The most recent figures released by the United Nations’ Food and Agricultural Organisation show that over one billion people around the world are in desperate need of food.

This year’s G8 summit takes place in L’Aquila, Italy from Jul. 8 to 10. Leaders of Canada, Russia, France, Japan, Germany, Italy, the United Kingdom and the United States, together with the European Union, are scheduled to hold a session on hunger issues on Friday.

They are expected to sign a joint declaration and launch an initiative aimed at securing funds for long-term agricultural development and short-term hunger needs.

WFP Deputy Executive Director and Chief Operating Officer, Amir Abdulla, and Nancy Roman, Director of Public Policy, Communications and Private Partnerships said the G8 summit’s focus on the current global economic crisis and food security would help create a platform from which WFP could address the needs of the hungry in a two-fold manner.

Roman said that increasing agricultural production through the development of small-scale farmers and communities was critical to addressing long-term hunger problems of a growing population. She said the latest statistics project the population to rise from 6.8 billion people today to 9.1 billion by 2050.

Access to food was crucial to addressing short-term hunger as lack of infrastructure and security issues in many developing nations preventing food aid from reaching hungry people, she said.

Abdulla emphasised that access also included situations where supply had increased but local people who were in need of food did not get the produce.

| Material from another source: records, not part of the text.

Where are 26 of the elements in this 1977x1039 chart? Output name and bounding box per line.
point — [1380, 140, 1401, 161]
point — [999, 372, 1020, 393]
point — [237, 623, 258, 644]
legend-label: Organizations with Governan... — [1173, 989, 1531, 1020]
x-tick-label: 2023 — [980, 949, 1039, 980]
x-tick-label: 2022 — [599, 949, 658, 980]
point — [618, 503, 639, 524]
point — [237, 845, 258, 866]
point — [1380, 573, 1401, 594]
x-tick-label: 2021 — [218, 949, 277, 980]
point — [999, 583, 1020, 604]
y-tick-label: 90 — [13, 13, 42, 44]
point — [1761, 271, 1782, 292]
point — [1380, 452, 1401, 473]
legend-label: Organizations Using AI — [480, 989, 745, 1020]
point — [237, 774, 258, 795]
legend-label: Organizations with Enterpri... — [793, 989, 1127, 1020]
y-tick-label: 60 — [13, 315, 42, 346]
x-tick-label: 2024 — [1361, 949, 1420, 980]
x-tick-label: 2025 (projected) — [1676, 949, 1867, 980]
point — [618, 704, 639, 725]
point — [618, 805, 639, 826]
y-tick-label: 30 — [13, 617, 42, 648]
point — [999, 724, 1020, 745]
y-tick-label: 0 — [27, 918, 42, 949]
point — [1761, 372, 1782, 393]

“When food prices were at the highest in mid 2008 – there was actually quite a good harvest in South Africa. But that food was not being eaten by the hungriest and poorest people in Lesotho, Botswana and Zimbabwe.

“A lot of that South African maize was being exported for animal feed to wealthier countries.”

He said that aside from increasing supply it was important to ensure that hungry people were able to get that food.

WFP’s current food programmes assist just over one hundred million people, with an operation level cost of $6.5 billion.

The current funding shortfall is $4.5 billion. “WFP is calling for this year’s G8 Summit to turn words into action and provide the essential support required to meet urgent hunger needs as well as long term investment in agriculture in the developing world,” said Barrow

”Governments of G8 countries have found trillions of dollars to save financial institutions and to inject momentum into flagging economies. The amount required to support an agency like WFP that will provide vital food assistance to more than 100 million people this year is a tiny fraction of this amount.”